Slade quickly made his reputation and by the eve of World War I, his work had been exhibited in the Paris Salon and in London. One of many American artists living in France at the outbreak of war, Slade’s painting of a ghostly Christ appearing before a dying French soldier, I Am the Resurrection, was copyrighted and reprinted in magazines and newspapers across the United States. Slade volunteered for service with the U.S. Army painting camouflage and upon his return stateside, exhibited one-man shows in Boston, Philadelphia, and New York City. His work attracted the attention of collectors such as Isabella Stewart Gardner and John Wanamaker. In later years, Slade became a sought-after portraitist of such public figures as Vice President Charles Dawes, Iowa Senator Smith Brookhart, and notorious Idaho Senator William Borah (unverified reports also claim he was to paint Democratic President Franklin D. Roosevelt’s son James, despite Slade’s stance as a “stalwart Republican”).
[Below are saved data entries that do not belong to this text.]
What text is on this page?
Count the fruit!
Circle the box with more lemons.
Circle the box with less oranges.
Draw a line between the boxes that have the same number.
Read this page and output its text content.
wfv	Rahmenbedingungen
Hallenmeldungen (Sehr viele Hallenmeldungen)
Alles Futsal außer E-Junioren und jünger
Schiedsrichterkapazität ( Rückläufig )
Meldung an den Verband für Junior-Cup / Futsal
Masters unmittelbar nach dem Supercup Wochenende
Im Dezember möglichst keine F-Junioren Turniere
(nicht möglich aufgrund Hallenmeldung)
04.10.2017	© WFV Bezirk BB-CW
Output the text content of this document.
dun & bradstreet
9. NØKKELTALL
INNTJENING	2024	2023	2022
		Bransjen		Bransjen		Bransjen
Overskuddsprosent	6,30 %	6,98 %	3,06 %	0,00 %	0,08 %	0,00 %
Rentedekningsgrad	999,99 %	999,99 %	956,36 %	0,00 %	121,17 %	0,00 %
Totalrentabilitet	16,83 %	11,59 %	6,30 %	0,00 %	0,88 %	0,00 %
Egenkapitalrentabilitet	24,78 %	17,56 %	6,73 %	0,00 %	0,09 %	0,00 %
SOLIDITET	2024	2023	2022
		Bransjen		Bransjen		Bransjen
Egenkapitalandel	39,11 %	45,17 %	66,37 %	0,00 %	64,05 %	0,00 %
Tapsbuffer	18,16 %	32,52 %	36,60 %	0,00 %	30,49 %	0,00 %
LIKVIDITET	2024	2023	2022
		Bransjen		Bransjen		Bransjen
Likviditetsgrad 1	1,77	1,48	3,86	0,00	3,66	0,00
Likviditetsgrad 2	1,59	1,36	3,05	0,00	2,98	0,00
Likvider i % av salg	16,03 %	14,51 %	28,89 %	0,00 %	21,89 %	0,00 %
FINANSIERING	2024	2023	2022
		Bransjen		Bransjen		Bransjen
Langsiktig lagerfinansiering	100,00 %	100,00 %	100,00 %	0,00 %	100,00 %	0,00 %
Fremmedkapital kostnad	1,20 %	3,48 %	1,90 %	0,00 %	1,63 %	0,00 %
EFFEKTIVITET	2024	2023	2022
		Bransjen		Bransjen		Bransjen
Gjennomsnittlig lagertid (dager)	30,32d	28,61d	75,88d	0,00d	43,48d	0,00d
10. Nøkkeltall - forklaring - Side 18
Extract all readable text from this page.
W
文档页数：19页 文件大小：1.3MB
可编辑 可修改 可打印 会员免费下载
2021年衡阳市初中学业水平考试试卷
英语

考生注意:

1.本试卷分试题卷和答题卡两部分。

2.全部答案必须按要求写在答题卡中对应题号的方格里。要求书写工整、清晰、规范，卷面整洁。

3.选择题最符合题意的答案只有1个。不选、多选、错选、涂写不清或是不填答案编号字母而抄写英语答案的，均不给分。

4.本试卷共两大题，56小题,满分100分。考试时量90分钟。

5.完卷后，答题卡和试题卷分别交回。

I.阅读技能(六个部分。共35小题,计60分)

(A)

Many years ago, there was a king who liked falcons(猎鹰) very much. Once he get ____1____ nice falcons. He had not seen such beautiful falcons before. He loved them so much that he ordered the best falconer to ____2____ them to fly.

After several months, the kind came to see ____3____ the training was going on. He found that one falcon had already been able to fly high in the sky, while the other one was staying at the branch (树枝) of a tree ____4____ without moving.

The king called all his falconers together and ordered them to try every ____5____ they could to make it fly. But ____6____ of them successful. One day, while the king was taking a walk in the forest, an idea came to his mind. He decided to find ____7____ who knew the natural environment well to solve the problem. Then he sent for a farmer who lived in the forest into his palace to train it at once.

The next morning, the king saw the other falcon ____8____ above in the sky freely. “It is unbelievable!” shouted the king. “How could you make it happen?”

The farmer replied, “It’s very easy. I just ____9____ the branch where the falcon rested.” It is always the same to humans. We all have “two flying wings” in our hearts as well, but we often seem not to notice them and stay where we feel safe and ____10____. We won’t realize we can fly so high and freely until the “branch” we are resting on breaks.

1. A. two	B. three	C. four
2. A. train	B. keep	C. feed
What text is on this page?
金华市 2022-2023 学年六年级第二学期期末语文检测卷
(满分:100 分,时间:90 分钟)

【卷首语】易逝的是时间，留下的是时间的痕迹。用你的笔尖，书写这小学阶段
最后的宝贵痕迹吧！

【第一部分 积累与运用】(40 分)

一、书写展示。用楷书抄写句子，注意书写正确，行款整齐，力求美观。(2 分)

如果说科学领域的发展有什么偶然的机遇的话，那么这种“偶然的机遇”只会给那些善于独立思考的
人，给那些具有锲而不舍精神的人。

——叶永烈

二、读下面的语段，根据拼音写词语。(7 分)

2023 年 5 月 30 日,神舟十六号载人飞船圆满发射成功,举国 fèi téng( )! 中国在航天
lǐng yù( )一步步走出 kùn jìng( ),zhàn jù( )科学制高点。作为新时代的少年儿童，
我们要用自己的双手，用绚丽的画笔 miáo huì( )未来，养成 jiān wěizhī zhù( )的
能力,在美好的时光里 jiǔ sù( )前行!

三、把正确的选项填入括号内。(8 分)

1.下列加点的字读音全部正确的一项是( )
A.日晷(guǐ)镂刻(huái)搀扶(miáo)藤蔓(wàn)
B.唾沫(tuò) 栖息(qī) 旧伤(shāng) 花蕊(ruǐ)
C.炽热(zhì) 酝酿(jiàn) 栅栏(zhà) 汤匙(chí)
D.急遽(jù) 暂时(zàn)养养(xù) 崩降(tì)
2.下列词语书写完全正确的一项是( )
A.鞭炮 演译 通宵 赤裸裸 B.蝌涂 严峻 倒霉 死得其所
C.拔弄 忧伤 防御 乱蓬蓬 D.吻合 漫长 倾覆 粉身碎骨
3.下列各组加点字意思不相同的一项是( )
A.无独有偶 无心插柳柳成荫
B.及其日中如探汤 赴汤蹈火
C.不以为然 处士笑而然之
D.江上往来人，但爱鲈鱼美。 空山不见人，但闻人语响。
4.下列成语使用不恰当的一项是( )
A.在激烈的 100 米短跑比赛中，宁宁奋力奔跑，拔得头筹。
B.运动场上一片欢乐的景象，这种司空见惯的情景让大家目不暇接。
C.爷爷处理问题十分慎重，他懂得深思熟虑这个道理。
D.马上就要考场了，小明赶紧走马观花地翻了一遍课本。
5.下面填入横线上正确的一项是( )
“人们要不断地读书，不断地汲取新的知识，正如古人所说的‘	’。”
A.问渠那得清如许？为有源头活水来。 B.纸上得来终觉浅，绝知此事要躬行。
Today, C. Arnold Slade’s work can be found in the Isabella Stewart Gardner Museum in Boston and in the National Portrait Gallery in Washington, D.C.[3]
[1] Previous bios of Slade claim that he was an only child, but he had an older brother Emerson (1876-1949), see "United States Census, 1900", database with images, FamilySearch (https://www.familysearch.org/ark:/61903/1:1:M95J-N4J : 10 March 2022), Emerson A Slade in entry for Caleb Slade, 1900.; additionally, previous bios claim Slade graduated from Brown University, but he does not appear with his graduating class in the 1904 yearbook, in fact he is listed in the 1903 Ye Liber Brunensi not with his class roster, but in a separate list titled “Sometime Members” with the quote “What a falling off was there!” implying he had dropped. See, "Liber Brunensis 1903 " (1903). Liber Brunensis (Yearbook). Brown Digital Repository. Brown University Library, 82. https://repository.library.brown.edu/studio/item/bdr:613762/.
[2] “C. Arnold Slade,” Fine Arts Journal, Vol. 30, No. 5 (May, 1914), 214-20.
[3] Ibid.; St. Louis Post-Dispatch, January 16, 1916, 72.; “Washington Observations,” Evening Star (Washington, District of Columbia), February 6, 1928, 8.; Buffalo (New York) Evening News, January 8, 1930, 20.; The Des Moines Register, February 2, 1930, 66.; The Kansas City Star, April 10, 1938, 11.